Em segundo lugar há a referir que, com efeito e por lei, pode o recluso realizar contactos telefónicos com terceiros, porém, tais contactos não são realizados de forma livre, só podendo os reclusos contactar (e como descreve o próprio arguido) com pessoas que tenham prestado autorização nesse contacto, tal como decorre do disposto no artigo 133.º, n.º 1 e 2, e 234.º, n.º 1, ambos do RGEP.

Ora, se, tal como o arguido vem invocar, “(…) não podia efectuar chamadas telefónicas, a não ser que fosse entregue cópia da factura do número de contacto em nome da pessoa a quem pretendia telefonar, bem como autorização da mesma, por escrito, para o efeito (…)”, tais contactos telefónicos apenas não se efectivaram por falta de requisitos de segurança próprios do estabelecimento prisional e legalmente estabelecidos. Não pode o arguido invocar ter-lhe sido coartado um direito quanto o mesmo não diligenciou, pelo menos com a celeridade devida para o efeito pretendido, pelo cumprimento dos requisitos impostos para a realização de contactos telefónicos.

Lembra-se que a situação de reclusão, ou neste caso de prisão preventiva, a ser cumprida em estabelecimento prisional, pressupõe a limitação de liberdades pessoais dos reclusos e o cumprimento de regras, entre as quais normas que regulam os contactos telefónicos e que visam um maior controlo da segurança da população prisional.

Neste sentido, o facto de o arguido, nas circunstâncias descritas, não poder encetar as suas comunicações telefónicas com familiares não está em violação dos direitos que lhe são concedidos, apenas consubstanciando, como o próprio assume, o incumprimento, por sua parte, dos requisitos legais para realização de tais contactos. Cumpridos tais requisitos, o arguido poderá, com as limitações regulamentares estabelecidas, proceder às suas comunicações com as pessoas que autorizaram que o mesmo as contactasse.

Também invoca o arguido que, desde que foi sujeito à medida de coacção de prisão preventiva, não beneficiou de qualquer visita, presencial ou por meio de videoconferência ou de comunicação à distância, apesar de as ter requerido.

Contudo, logo de seguida, veio o arguido informar que o pedido de visita por videoconferência havia sido deferido, havendo já data para realização da mesma.

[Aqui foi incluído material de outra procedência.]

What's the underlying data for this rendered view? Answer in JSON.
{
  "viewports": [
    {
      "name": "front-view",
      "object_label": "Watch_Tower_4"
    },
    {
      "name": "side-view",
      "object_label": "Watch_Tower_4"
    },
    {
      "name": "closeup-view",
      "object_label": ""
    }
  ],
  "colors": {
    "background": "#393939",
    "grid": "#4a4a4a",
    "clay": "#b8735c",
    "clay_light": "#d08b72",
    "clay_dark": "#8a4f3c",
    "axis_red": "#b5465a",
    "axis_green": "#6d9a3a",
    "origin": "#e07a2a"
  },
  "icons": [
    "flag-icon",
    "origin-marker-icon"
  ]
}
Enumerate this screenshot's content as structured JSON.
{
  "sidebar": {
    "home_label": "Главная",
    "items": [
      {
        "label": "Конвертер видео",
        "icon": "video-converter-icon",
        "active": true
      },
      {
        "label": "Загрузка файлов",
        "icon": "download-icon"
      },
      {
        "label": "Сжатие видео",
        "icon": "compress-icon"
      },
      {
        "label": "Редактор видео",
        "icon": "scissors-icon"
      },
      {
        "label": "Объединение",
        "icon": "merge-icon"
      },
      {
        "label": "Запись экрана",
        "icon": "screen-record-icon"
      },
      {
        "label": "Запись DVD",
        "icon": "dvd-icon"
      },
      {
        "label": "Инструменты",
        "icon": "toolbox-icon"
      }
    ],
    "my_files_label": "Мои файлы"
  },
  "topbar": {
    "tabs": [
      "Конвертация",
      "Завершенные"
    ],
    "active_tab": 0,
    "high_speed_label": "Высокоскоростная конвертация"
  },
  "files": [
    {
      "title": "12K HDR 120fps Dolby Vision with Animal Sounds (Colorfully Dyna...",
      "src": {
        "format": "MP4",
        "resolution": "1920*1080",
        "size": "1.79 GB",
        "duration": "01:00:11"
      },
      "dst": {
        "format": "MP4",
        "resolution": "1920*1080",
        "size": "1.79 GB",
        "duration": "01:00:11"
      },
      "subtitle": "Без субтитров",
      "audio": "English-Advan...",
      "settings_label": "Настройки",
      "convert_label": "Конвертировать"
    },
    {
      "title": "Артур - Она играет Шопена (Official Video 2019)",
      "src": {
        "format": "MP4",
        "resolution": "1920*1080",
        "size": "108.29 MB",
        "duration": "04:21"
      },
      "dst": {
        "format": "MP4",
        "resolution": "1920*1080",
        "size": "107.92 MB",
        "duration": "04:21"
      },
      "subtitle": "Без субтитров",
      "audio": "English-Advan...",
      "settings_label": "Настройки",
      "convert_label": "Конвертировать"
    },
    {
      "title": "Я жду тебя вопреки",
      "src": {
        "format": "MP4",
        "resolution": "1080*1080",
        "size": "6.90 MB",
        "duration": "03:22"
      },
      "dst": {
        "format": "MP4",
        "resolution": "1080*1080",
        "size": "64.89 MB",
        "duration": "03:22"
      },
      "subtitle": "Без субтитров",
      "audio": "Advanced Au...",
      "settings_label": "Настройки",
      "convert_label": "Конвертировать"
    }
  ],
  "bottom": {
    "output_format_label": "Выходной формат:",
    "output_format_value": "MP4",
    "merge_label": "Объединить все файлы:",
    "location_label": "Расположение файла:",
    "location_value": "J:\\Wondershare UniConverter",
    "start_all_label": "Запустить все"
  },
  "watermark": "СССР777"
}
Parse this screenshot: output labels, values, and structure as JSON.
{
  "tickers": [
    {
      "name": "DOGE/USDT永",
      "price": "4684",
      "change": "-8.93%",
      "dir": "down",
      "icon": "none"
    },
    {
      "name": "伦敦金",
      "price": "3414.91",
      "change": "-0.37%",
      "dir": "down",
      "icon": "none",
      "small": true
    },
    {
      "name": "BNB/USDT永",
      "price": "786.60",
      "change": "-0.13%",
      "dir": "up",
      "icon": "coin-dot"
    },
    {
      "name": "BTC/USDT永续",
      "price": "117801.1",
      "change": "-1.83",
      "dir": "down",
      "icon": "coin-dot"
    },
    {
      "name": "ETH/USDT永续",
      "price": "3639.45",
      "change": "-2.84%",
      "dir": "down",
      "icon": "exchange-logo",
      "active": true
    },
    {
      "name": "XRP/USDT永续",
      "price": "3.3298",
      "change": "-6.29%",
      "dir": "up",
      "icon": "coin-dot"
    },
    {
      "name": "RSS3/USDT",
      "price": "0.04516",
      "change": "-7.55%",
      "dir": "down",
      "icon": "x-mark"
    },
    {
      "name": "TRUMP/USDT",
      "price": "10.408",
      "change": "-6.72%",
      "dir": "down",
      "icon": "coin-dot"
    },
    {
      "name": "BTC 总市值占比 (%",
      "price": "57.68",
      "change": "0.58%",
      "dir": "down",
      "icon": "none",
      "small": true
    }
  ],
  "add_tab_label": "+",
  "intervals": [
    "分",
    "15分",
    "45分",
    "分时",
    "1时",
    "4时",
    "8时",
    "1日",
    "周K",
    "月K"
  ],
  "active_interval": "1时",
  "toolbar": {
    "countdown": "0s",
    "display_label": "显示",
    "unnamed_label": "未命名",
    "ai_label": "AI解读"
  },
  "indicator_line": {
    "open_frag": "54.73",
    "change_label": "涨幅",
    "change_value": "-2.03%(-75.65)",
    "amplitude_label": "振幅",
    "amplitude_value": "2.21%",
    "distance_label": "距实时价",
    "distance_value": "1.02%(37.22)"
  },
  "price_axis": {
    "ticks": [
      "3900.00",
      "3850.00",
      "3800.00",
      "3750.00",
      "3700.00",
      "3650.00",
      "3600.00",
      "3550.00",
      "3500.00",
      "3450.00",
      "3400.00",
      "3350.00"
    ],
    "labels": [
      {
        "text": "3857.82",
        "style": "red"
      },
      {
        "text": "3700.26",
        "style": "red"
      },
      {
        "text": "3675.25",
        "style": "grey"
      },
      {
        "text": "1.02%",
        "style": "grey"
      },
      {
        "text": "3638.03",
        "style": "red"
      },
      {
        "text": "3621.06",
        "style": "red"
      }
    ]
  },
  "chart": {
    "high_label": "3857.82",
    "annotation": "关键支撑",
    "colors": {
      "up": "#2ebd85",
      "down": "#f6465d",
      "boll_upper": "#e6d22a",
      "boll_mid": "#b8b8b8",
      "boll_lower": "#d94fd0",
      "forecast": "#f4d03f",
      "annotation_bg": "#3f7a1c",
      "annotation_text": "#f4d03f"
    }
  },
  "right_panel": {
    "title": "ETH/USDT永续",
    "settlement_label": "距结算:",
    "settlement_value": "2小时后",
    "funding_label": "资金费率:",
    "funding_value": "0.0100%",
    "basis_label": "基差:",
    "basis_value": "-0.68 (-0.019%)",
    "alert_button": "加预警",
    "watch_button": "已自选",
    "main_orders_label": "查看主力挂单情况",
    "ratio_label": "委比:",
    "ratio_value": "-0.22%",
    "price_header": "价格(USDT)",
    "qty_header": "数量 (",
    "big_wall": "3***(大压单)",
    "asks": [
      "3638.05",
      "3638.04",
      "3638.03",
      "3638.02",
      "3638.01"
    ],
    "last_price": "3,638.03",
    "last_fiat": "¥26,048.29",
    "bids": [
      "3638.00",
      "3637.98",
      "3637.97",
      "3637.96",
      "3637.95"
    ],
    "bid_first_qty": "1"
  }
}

Mais invoca que requereu a acumulação de dois períodos de visita, sem que, até à data do requerimento, tivesse sido respondida a sua pretensão. Ora, não se conhece em que data o arguido requereu tal acumulação, sendo certo que, nos termos e para os efeitos do disposto no artigo 111.º, n.º 3, do RGEP, tal pedido tem de ser realizado com 8 (oito) dias de antecedência, até mesmo para permitir que tal requerimento possa, atempadamente, chegar ao conhecimento do director do estabelecimento prisional, que decide sobre tal matéria.

Pelo que antecede, na sua exposição, apesar de invocar a violação do seu direito a contactos e visitas, o arguido veio responder às suas próprias questões:

a. Não pôde fazer chamada telefónicas para familiares porque não existia autorização, por parte dos seus familiares, para que o mesmo os pudesse contactar;

b. Solicitou a realização de visita por videoconferência, tendo a mesma sido deferida pelo director do estabelecimento prisional, marcando data para o efeito;

c. Parece (não havendo factos, na exposição que esclareçam tal situação) que não foi solicitada, atempadamente, a acumulação de tempos de visita.

Restaria o facto de o arguido poder comunicar a sua situação a entidade diplomática ou consular, tendo tal comunicação sido realizada pelo tribunal (conforme ref.ª …).

Porém, questão mais premente é colocada, quando o arguido vem requerer que, por causa de tal “(…) gritante violação dos direitos do arguido (…)”, que se entende não mais ter sido que um incumprimento por parte do arguido das normas legais aplicáveis, seja decretada “(…) a imediata substituição da medida de coacção Prisão Preventiva, pela medida de coacção Obrigação de Permanência na Habitação (…)”, sendo, para tal efeito, “(…) carreada para os autos com a maior brevidade, informação atinente à morada em que o arguido permanecerá para cumprimento da medida de coacção Obrigação de Permanência na Habitação (…)”.

Acreditando-se, por mero exercício académico, ter havido a violação de direitos que o arguido invocou, a mesma não obsta, em absoluto, aos motivos, fundadamente constantes em despacho, que levaram à aplicação da medida de coacção mais gravosa ao arguido.

Em nenhum momento veio o arguido invocar qualquer tipo de alteração de circunstâncias referentes aos factos ou aos perigos de fuga e continuação da actividade criminosa que aquele representa.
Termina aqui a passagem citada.